現在”中国で最も有名な日本人”と言われている加藤嘉一さんの著書を読み終えました。”中国で最も有名な日本人”加藤嘉一さんとは、中国のメディアを中心に、活躍するエコノミストで、彼はCCTVや香港フェニックスといったTVのコメンテーターをつとめ、中国版フィナンシャル・タイムズにも寄稿しています。

加藤嘉一さんは1984年生まれの、28歳。なぜ、20代の日本人にそんなことができたのか。本書には、その理由が詳しくまとめられています。

ネイティブと同レベルの語学力

1つ目に挙げられるのは彼の語学力です。北京大学に中国政府の国費留学で入学した加藤さんは、「食堂のおばちゃんに世間話5時間」「単語の勉強2時間」「「人民日報」を隅々まで読みつくす」という勉強を毎日繰り返し、ネイティブに限りなく近い中国語を身につけた。この語学力なしにして、現在の加藤嘉一さんは語れません。
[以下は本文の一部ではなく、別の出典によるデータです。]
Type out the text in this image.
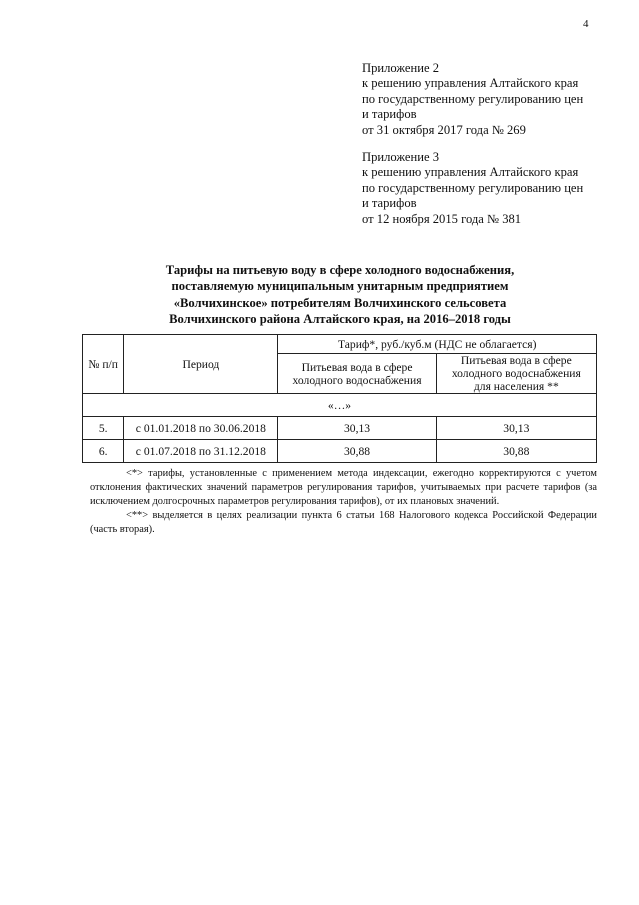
4
Приложение 2
к решению управления Алтайского края
по государственному регулированию цен
и тарифов
от 31 октября 2017 года № 269
Приложение 3
к решению управления Алтайского края
по государственному регулированию цен
и тарифов
от 12 ноября 2015 года № 381
Тарифы на питьевую воду в сфере холодного водоснабжения,
поставляемую муниципальным унитарным предприятием
«Волчихинское» потребителям Волчихинского сельсовета
Волчихинского района Алтайского края, на 2016–2018 годы
№ п/п	Период	Тариф*, руб./куб.м (НДС не облагается)	
		Питьевая вода в сфере холодного водоснабжения	Питьевая вода в сфере
холодного водоснабжения
для населения **

«…»			
5.	с 01.01.2018 по 30.06.2018	30,13	30,13
6.	с 01.07.2018 по 31.12.2018	30,88	30,88

<*> тарифы, установленные с применением метода индексации, ежегодно корректируются с учетом отклонения фактических значений параметров регулирования тарифов, учитываемых при расчете тарифов (за исключением долгосрочных параметров регулирования тарифов), от их плановых значений.

<**> выделяется в целях реализации пункта 6 статьи 168 Налогового кодекса Российской Федерации (часть вторая).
(英語も高校時代にすでにTOEIC900点台を記録していたそうだ)

発言をコントロールできる「インテリジェンス」

2つめにあげられるのは、彼の「インテリジェンス」だ。彼はメディアの登場するようになってから、以下の「ストライクゾーン」を外さずに発言するように、自らをコントロールしてきたのだという。

  1. 自分は日本人であること
  2. ここは中国であること
  3. 政府・インテリ層にとって価値ある提言であること
  4. 大衆に伝わる言葉であること

また、彼は北京大学の学生(現在は研究員)で、面子を重んじる中国人の気質、激烈な中国エリート社会の競争社会、共産党支配体制のメリット・デメリット、中国独自に発達したインターネット文化、といった、中国という国そのものを肌で経験しています。

自ら経験したことをバックグラウンドに、意識して発言を「ストライクゾーン」にコントロールできる「インテリジェンス」こそ、彼の強みだといえます。

「中国社会の中にいる日本人」を強みに

3つめは、彼が「中国社会の中にいる日本人」であることを、強みに変えている。日本人が中国人の事を理解できていないように、中国人も日本人の事が理解できていない。その点を彼は強みに変え、日本人の立場から中国に提言を行うことで、中国で確固たる地位を築き上げた。

「空気を読む」より「外に出る」

彼は日本人であるが、「空気を読む」日本社会に馴染めなかったと、著書で語っています。しかし、語学力とインテリジェンスを武器に中国で活躍することで、空気を読むことを優先したがゆえに、日本社会を覆うなんとも言えない閉塞感を打破しました。

読了後、彼のような人物が今後活躍していくのだろうと思う反面、空気を読むことを優先する日本社会にどっぷりと浸かった、自分自身の今後の行く末を憂いでしまいました。